Background: Although fenretinide (4-HPR) is currently being evaluated in a phase II clinical study for the chemoprevention of prostate cancer [Greenwald et al.: CA 45:31-49, 1995], the mechanism underlying its antineoplastic activity has not been elucidated.
Methods: Androgen-dependent human prostatic LNCaP cells cultured with fetal bovine serum (FBS) were treated with 4-HPR and evaluated for effects on cell growth and cell cycle phase distribution, induction of apoptosis, and changes in proliferating cell nuclear antigen (PCNA), prostate-specific antigen (PSA), and androgen receptor (AR) levels.

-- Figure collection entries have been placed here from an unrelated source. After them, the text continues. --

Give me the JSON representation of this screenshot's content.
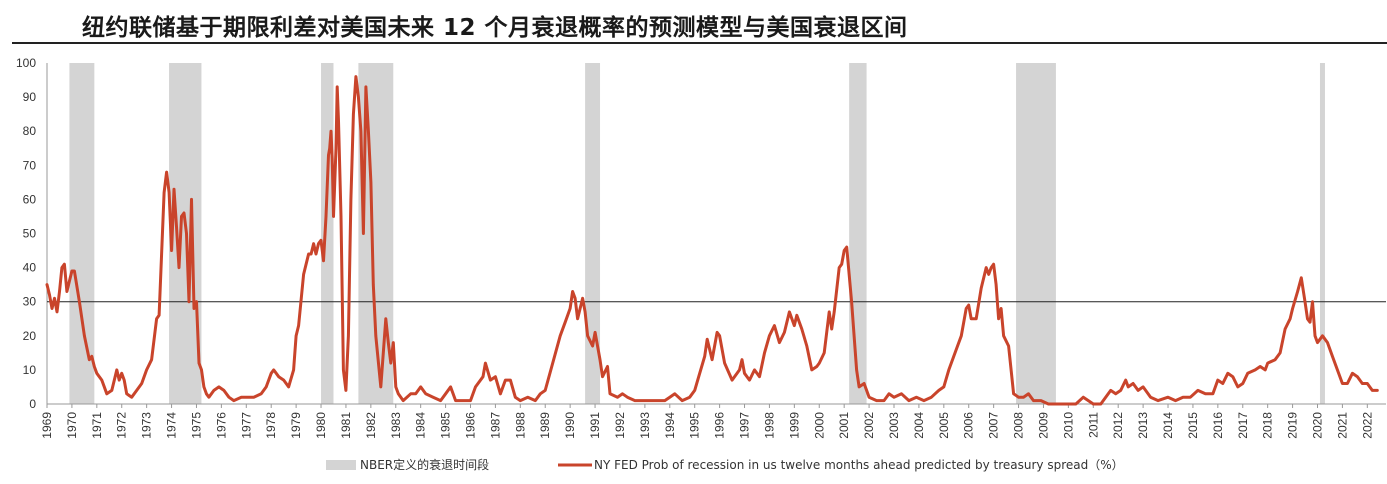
{
  "chart_data": {
    "type": "line",
    "title": "纽约联储基于期限利差对美国未来 12 个月衰退概率的预测模型与美国衰退区间",
    "ylim": [
      0,
      100
    ],
    "yticks": [
      0,
      10,
      20,
      30,
      40,
      50,
      60,
      70,
      80,
      90,
      100
    ],
    "xlim": [
      1969,
      2022.75
    ],
    "xticks": [
      "1969",
      "1970",
      "1971",
      "1972",
      "1973",
      "1974",
      "1975",
      "1976",
      "1977",
      "1978",
      "1979",
      "1980",
      "1981",
      "1982",
      "1983",
      "1984",
      "1985",
      "1986",
      "1987",
      "1988",
      "1989",
      "1990",
      "1991",
      "1992",
      "1993",
      "1994",
      "1995",
      "1996",
      "1997",
      "1998",
      "1999",
      "2000",
      "2001",
      "2002",
      "2003",
      "2004",
      "2005",
      "2006",
      "2007",
      "2008",
      "2009",
      "2010",
      "2011",
      "2012",
      "2013",
      "2014",
      "2015",
      "2016",
      "2017",
      "2018",
      "2019",
      "2020",
      "2021",
      "2022"
    ],
    "reference_line": 30,
    "grid": false,
    "legend_position": "bottom",
    "recessions": {
      "name": "NBER定义的衰退时间段",
      "color": "#d4d4d4",
      "periods": [
        [
          1969.9,
          1970.9
        ],
        [
          1973.9,
          1975.2
        ],
        [
          1980.0,
          1980.5
        ],
        [
          1981.5,
          1982.9
        ],
        [
          1990.6,
          1991.2
        ],
        [
          2001.2,
          2001.9
        ],
        [
          2007.9,
          2009.5
        ],
        [
          2020.1,
          2020.3
        ]
      ]
    },
    "series": [
      {
        "name": "NY FED Prob of recession in us twelve months ahead predicted by treasury spread（%）",
        "color": "#c9442b",
        "points": [
          [
            1969.0,
            35
          ],
          [
            1969.1,
            32
          ],
          [
            1969.2,
            28
          ],
          [
            1969.3,
            31
          ],
          [
            1969.4,
            27
          ],
          [
            1969.5,
            33
          ],
          [
            1969.6,
            40
          ],
          [
            1969.7,
            41
          ],
          [
            1969.8,
            33
          ],
          [
            1969.9,
            36
          ],
          [
            1970.0,
            39
          ],
          [
            1970.1,
            39
          ],
          [
            1970.3,
            30
          ],
          [
            1970.5,
            20
          ],
          [
            1970.7,
            13
          ],
          [
            1970.8,
            14
          ],
          [
            1970.9,
            11
          ],
          [
            1971.0,
            9
          ],
          [
            1971.2,
            7
          ],
          [
            1971.4,
            3
          ],
          [
            1971.6,
            4
          ],
          [
            1971.8,
            10
          ],
          [
            1971.9,
            7
          ],
          [
            1972.0,
            9
          ],
          [
            1972.1,
            7
          ],
          [
            1972.2,
            3
          ],
          [
            1972.4,
            2
          ],
          [
            1972.6,
            4
          ],
          [
            1972.8,
            6
          ],
          [
            1973.0,
            10
          ],
          [
            1973.2,
            13
          ],
          [
            1973.4,
            25
          ],
          [
            1973.5,
            26
          ],
          [
            1973.7,
            62
          ],
          [
            1973.8,
            68
          ],
          [
            1973.9,
            62
          ],
          [
            1974.0,
            45
          ],
          [
            1974.1,
            63
          ],
          [
            1974.2,
            52
          ],
          [
            1974.3,
            40
          ],
          [
            1974.4,
            55
          ],
          [
            1974.5,
            56
          ],
          [
            1974.6,
            50
          ],
          [
            1974.7,
            30
          ],
          [
            1974.8,
            60
          ],
          [
            1974.9,
            28
          ],
          [
            1975.0,
            30
          ],
          [
            1975.1,
            12
          ],
          [
            1975.2,
            10
          ],
          [
            1975.3,
            5
          ],
          [
            1975.4,
            3
          ],
          [
            1975.5,
            2
          ],
          [
            1975.7,
            4
          ],
          [
            1975.9,
            5
          ],
          [
            1976.1,
            4
          ],
          [
            1976.3,
            2
          ],
          [
            1976.5,
            1
          ],
          [
            1976.8,
            2
          ],
          [
            1977.0,
            2
          ],
          [
            1977.3,
            2
          ],
          [
            1977.6,
            3
          ],
          [
            1977.8,
            5
          ],
          [
            1978.0,
            9
          ],
          [
            1978.1,
            10
          ],
          [
            1978.3,
            8
          ],
          [
            1978.5,
            7
          ],
          [
            1978.7,
            5
          ],
          [
            1978.9,
            10
          ],
          [
            1979.0,
            20
          ],
          [
            1979.1,
            23
          ],
          [
            1979.3,
            38
          ],
          [
            1979.5,
            44
          ],
          [
            1979.6,
            44
          ],
          [
            1979.7,
            47
          ],
          [
            1979.8,
            44
          ],
          [
            1979.9,
            47
          ],
          [
            1980.0,
            48
          ],
          [
            1980.1,
            42
          ],
          [
            1980.2,
            55
          ],
          [
            1980.3,
            73
          ],
          [
            1980.35,
            75
          ],
          [
            1980.4,
            80
          ],
          [
            1980.45,
            72
          ],
          [
            1980.5,
            55
          ],
          [
            1980.6,
            75
          ],
          [
            1980.65,
            93
          ],
          [
            1980.7,
            83
          ],
          [
            1980.8,
            55
          ],
          [
            1980.9,
            10
          ],
          [
            1981.0,
            4
          ],
          [
            1981.1,
            20
          ],
          [
            1981.2,
            60
          ],
          [
            1981.3,
            85
          ],
          [
            1981.4,
            96
          ],
          [
            1981.5,
            90
          ],
          [
            1981.6,
            80
          ],
          [
            1981.7,
            50
          ],
          [
            1981.8,
            93
          ],
          [
            1981.9,
            80
          ],
          [
            1982.0,
            65
          ],
          [
            1982.1,
            35
          ],
          [
            1982.2,
            20
          ],
          [
            1982.4,
            5
          ],
          [
            1982.5,
            15
          ],
          [
            1982.6,
            25
          ],
          [
            1982.7,
            18
          ],
          [
            1982.8,
            12
          ],
          [
            1982.9,
            18
          ],
          [
            1983.0,
            5
          ],
          [
            1983.1,
            3
          ],
          [
            1983.3,
            1
          ],
          [
            1983.6,
            3
          ],
          [
            1983.8,
            3
          ],
          [
            1984.0,
            5
          ],
          [
            1984.2,
            3
          ],
          [
            1984.5,
            2
          ],
          [
            1984.8,
            1
          ],
          [
            1985.0,
            3
          ],
          [
            1985.2,
            5
          ],
          [
            1985.4,
            1
          ],
          [
            1985.7,
            1
          ],
          [
            1986.0,
            1
          ],
          [
            1986.2,
            5
          ],
          [
            1986.5,
            8
          ],
          [
            1986.6,
            12
          ],
          [
            1986.8,
            7
          ],
          [
            1987.0,
            8
          ],
          [
            1987.2,
            3
          ],
          [
            1987.4,
            7
          ],
          [
            1987.6,
            7
          ],
          [
            1987.8,
            2
          ],
          [
            1988.0,
            1
          ],
          [
            1988.3,
            2
          ],
          [
            1988.6,
            1
          ],
          [
            1988.8,
            3
          ],
          [
            1989.0,
            4
          ],
          [
            1989.3,
            12
          ],
          [
            1989.6,
            20
          ],
          [
            1989.8,
            24
          ],
          [
            1990.0,
            28
          ],
          [
            1990.1,
            33
          ],
          [
            1990.2,
            31
          ],
          [
            1990.3,
            25
          ],
          [
            1990.5,
            31
          ],
          [
            1990.6,
            27
          ],
          [
            1990.7,
            20
          ],
          [
            1990.9,
            17
          ],
          [
            1991.0,
            21
          ],
          [
            1991.2,
            13
          ],
          [
            1991.3,
            8
          ],
          [
            1991.5,
            11
          ],
          [
            1991.6,
            3
          ],
          [
            1991.9,
            2
          ],
          [
            1992.1,
            3
          ],
          [
            1992.3,
            2
          ],
          [
            1992.6,
            1
          ],
          [
            1993.0,
            1
          ],
          [
            1993.5,
            1
          ],
          [
            1993.8,
            1
          ],
          [
            1994.0,
            2
          ],
          [
            1994.2,
            3
          ],
          [
            1994.5,
            1
          ],
          [
            1994.8,
            2
          ],
          [
            1995.0,
            4
          ],
          [
            1995.2,
            9
          ],
          [
            1995.4,
            14
          ],
          [
            1995.5,
            19
          ],
          [
            1995.7,
            13
          ],
          [
            1995.9,
            21
          ],
          [
            1996.0,
            20
          ],
          [
            1996.2,
            12
          ],
          [
            1996.5,
            7
          ],
          [
            1996.8,
            10
          ],
          [
            1996.9,
            13
          ],
          [
            1997.0,
            9
          ],
          [
            1997.2,
            7
          ],
          [
            1997.4,
            10
          ],
          [
            1997.6,
            8
          ],
          [
            1997.8,
            15
          ],
          [
            1998.0,
            20
          ],
          [
            1998.2,
            23
          ],
          [
            1998.4,
            18
          ],
          [
            1998.6,
            21
          ],
          [
            1998.8,
            27
          ],
          [
            1999.0,
            23
          ],
          [
            1999.1,
            26
          ],
          [
            1999.3,
            22
          ],
          [
            1999.5,
            17
          ],
          [
            1999.7,
            10
          ],
          [
            1999.9,
            11
          ],
          [
            2000.0,
            12
          ],
          [
            2000.2,
            15
          ],
          [
            2000.4,
            27
          ],
          [
            2000.5,
            22
          ],
          [
            2000.6,
            27
          ],
          [
            2000.8,
            40
          ],
          [
            2000.9,
            41
          ],
          [
            2001.0,
            45
          ],
          [
            2001.1,
            46
          ],
          [
            2001.3,
            30
          ],
          [
            2001.5,
            10
          ],
          [
            2001.6,
            5
          ],
          [
            2001.8,
            6
          ],
          [
            2002.0,
            2
          ],
          [
            2002.3,
            1
          ],
          [
            2002.6,
            1
          ],
          [
            2002.8,
            3
          ],
          [
            2003.0,
            2
          ],
          [
            2003.3,
            3
          ],
          [
            2003.6,
            1
          ],
          [
            2003.9,
            2
          ],
          [
            2004.2,
            1
          ],
          [
            2004.5,
            2
          ],
          [
            2004.8,
            4
          ],
          [
            2005.0,
            5
          ],
          [
            2005.2,
            10
          ],
          [
            2005.5,
            16
          ],
          [
            2005.7,
            20
          ],
          [
            2005.9,
            28
          ],
          [
            2006.0,
            29
          ],
          [
            2006.1,
            25
          ],
          [
            2006.3,
            25
          ],
          [
            2006.5,
            34
          ],
          [
            2006.7,
            40
          ],
          [
            2006.8,
            38
          ],
          [
            2006.9,
            40
          ],
          [
            2007.0,
            41
          ],
          [
            2007.1,
            35
          ],
          [
            2007.2,
            25
          ],
          [
            2007.3,
            28
          ],
          [
            2007.4,
            20
          ],
          [
            2007.6,
            17
          ],
          [
            2007.8,
            3
          ],
          [
            2008.0,
            2
          ],
          [
            2008.2,
            2
          ],
          [
            2008.4,
            3
          ],
          [
            2008.6,
            1
          ],
          [
            2008.9,
            1
          ],
          [
            2009.2,
            0
          ],
          [
            2009.6,
            0
          ],
          [
            2010.0,
            0
          ],
          [
            2010.3,
            0
          ],
          [
            2010.6,
            2
          ],
          [
            2010.8,
            1
          ],
          [
            2011.0,
            0
          ],
          [
            2011.3,
            0
          ],
          [
            2011.5,
            2
          ],
          [
            2011.7,
            4
          ],
          [
            2011.9,
            3
          ],
          [
            2012.1,
            4
          ],
          [
            2012.3,
            7
          ],
          [
            2012.4,
            5
          ],
          [
            2012.6,
            6
          ],
          [
            2012.8,
            4
          ],
          [
            2013.0,
            5
          ],
          [
            2013.3,
            2
          ],
          [
            2013.6,
            1
          ],
          [
            2014.0,
            2
          ],
          [
            2014.3,
            1
          ],
          [
            2014.6,
            2
          ],
          [
            2014.9,
            2
          ],
          [
            2015.2,
            4
          ],
          [
            2015.5,
            3
          ],
          [
            2015.8,
            3
          ],
          [
            2016.0,
            7
          ],
          [
            2016.2,
            6
          ],
          [
            2016.4,
            9
          ],
          [
            2016.6,
            8
          ],
          [
            2016.8,
            5
          ],
          [
            2017.0,
            6
          ],
          [
            2017.2,
            9
          ],
          [
            2017.5,
            10
          ],
          [
            2017.7,
            11
          ],
          [
            2017.9,
            10
          ],
          [
            2018.0,
            12
          ],
          [
            2018.3,
            13
          ],
          [
            2018.5,
            15
          ],
          [
            2018.7,
            22
          ],
          [
            2018.9,
            25
          ],
          [
            2019.0,
            28
          ],
          [
            2019.2,
            33
          ],
          [
            2019.35,
            37
          ],
          [
            2019.5,
            30
          ],
          [
            2019.6,
            25
          ],
          [
            2019.7,
            24
          ],
          [
            2019.8,
            30
          ],
          [
            2019.9,
            20
          ],
          [
            2020.0,
            18
          ],
          [
            2020.2,
            20
          ],
          [
            2020.4,
            18
          ],
          [
            2020.6,
            14
          ],
          [
            2020.8,
            10
          ],
          [
            2021.0,
            6
          ],
          [
            2021.2,
            6
          ],
          [
            2021.4,
            9
          ],
          [
            2021.6,
            8
          ],
          [
            2021.8,
            6
          ],
          [
            2022.0,
            6
          ],
          [
            2022.2,
            4
          ],
          [
            2022.4,
            4
          ]
        ]
      }
    ]
  }
}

Results: LNCaP cells treated with 4-HPR for 6 days showed 82-95% suppression of cell growth, with accompanying time- and dose-dependent downregulation of PCNA, a partial arrest in G1 phase of the cell cycle, and a marked increase in the percentage of apoptotic cells. Apoptosis was demonstrated by the characteristic DNA fragmentation pattern seen on agarose gels, and by flow cytometric analysis. 4-HPR-induced prostate-specific phenotype changes included significant downregulated expression of both intracellular and secreted forms of PSA, which were preceded by a reduction of AR expression.
Conclusions: These data suggest that 4-HPR acts as a pleiotropic effector of prostate cell growth and specific gene expression.